Yes, but the best part? The 35-year-old Kuchar does not go it alone, his travel team completed by wife Sybi and sons Cameron, 6, and Carson, 4. Together they have seen much of the world and scripted a four-year run of PGA Tour consistency that is a marvel.

“It’s fun to have people to share experiences with,” Kuchar said. “If you win a golf tournament, you want to have your wife and kids there to run onto the green. It would be a stinky finish to Sunday, getting a trophy and being by yourself.”

No worries there for Kuchar, for Sybi has been his soulmate and constant companion since they met at Georgia Tech in the mid-1990s, and the additions of Cameron in 2007 and Carson in 2009 completed the quartet. Kuchar does not think it’s a coincidence that since a conscious decision in 2010 to travel everywhere as a foursome, his play has been nothing short of spectacular: In 97 PGA Tour tournaments he has missed only six cuts while piling up four victories and five runners-up among 39 top-10 finishes and nearly $19 million in prize money.

Oh, and thousands and thousands of miles and smiles.

To suggestions that the annual Hyundai Tournament of Champions would feel different – it might have been the first tournament of the year, but it was the seventh on the schedule thanks to this wraparound business – one only had to bask in the Maui sunshine from the Plantation Course’s first tee to realize how much nonsense that was.

Molokai to your right, Lanai to your left and breathtaking elevation changes everywhere told you that you were among friends, one of whom, Clifford Naeole, offered his traditional blessing in Hawaiian. “The invitation is open to come into our house. Mahalo.”

When Kuchar meandered onto the first tee with a smile brighter than the sun dancing on the Pacific, it signaled that the enjoyment of PGA Tour competition was back after a brief hiatus.

“He doesn’t let one bad shot ruin a hole, doesn’t let one bad hole ruin a round, doesn’t let one bad round ruin a tournament,” caddie Lance Bennett said. “He just loves golf, just loves to play golf.”

Perhaps the only thing he loves more is hitting the road with Sybi, Cameron and Carson, their lifestyle a concerted effort. “We love being together,” Sybi said. “We mesh so well, and our personalities are similar.”

To appreciate how in sync Matt and Sybi are, consider that in 2009 they nearly won a U.S. Tennis Association national husband-wife doubles championship.
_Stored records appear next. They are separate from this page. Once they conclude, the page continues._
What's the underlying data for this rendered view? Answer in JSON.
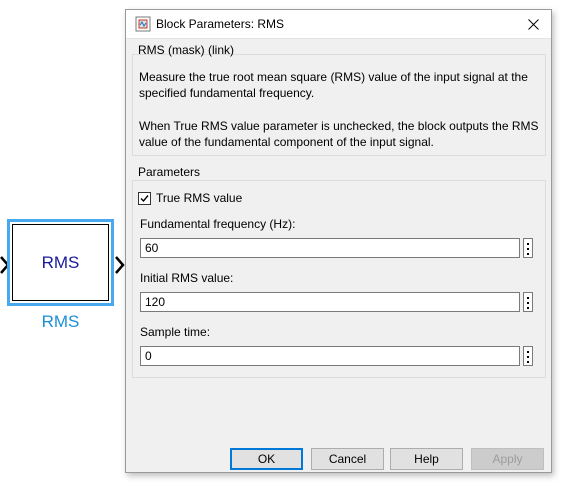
{
  "canvas": {
    "block": {
      "text": "RMS",
      "name": "RMS"
    }
  },
  "dialog": {
    "title": "Block Parameters: RMS",
    "mask": {
      "label": "RMS (mask) (link)",
      "description_1": "Measure the true root mean square (RMS) value of the input signal at the specified fundamental frequency.",
      "description_2": "When True RMS value parameter is unchecked, the block outputs the RMS value of the fundamental component of the input signal."
    },
    "parameters": {
      "label": "Parameters",
      "true_rms": {
        "label": "True RMS value",
        "checked": true
      },
      "fundamental_frequency": {
        "label": "Fundamental frequency (Hz):",
        "value": "60"
      },
      "initial_rms": {
        "label": "Initial RMS value:",
        "value": "120"
      },
      "sample_time": {
        "label": "Sample time:",
        "value": "0"
      }
    },
    "buttons": {
      "ok": "OK",
      "cancel": "Cancel",
      "help": "Help",
      "apply": "Apply"
    }
  }
}
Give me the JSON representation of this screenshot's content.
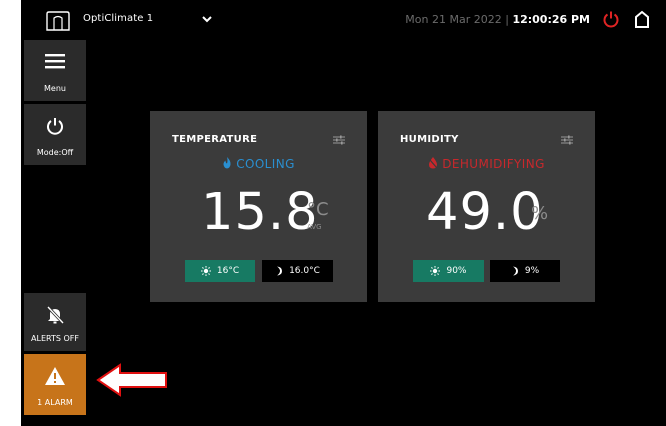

And when she talks of her competitive days as a junior tennis player, Sybi said, “I pictured my life like this, but it was me playing tennis and traveling the world.”

So things have been edited slightly. No worries. “In my mind, I’m living the life I always thought I’d have,” she said. “It doesn’t seem weird; it seems normal.”

Cameron is already on his second passport, and the list of destinations where he and his brother have gone is impressive: England, Scotland, Ireland, Wales, France, Turkey, Greece, Thailand, China, Australia, New Zealand, Fiji, Bora Bora, Bahamas, Bermuda, Canada.

“It’s been fun,” Sybi said. “I hope (Cameron and Carson) remember this. They seem to really enjoy it and they’ve done so much of it, they don’t know much different.”

If the kinship between them has provided a stability that Kuchar insists is at the heart of his great run of golf, he doesn’t deny some fears that percolate.

“I’m nervous about when the time will come when the kids need to stay home and want to stay home,” he said, adding that a woman travels with them more than 20 weeks per year to teach the boys.

“At the moment we’ve got a great system. It’s great now, but at some point they’re not going to travel. It’s going to be hard going back to being a bachelor, just being on my own.”

Sybi, as upbeat as her husband, shares his way of dealing with such a reality.

“We try not to think about it,” she said. “It will be a sad day.”

Better, then, to focus on the here and now, like the sun and warmth and slice of Kapalua paradise that ushered Team Kuchar – and all of us – into another PGA Tour season.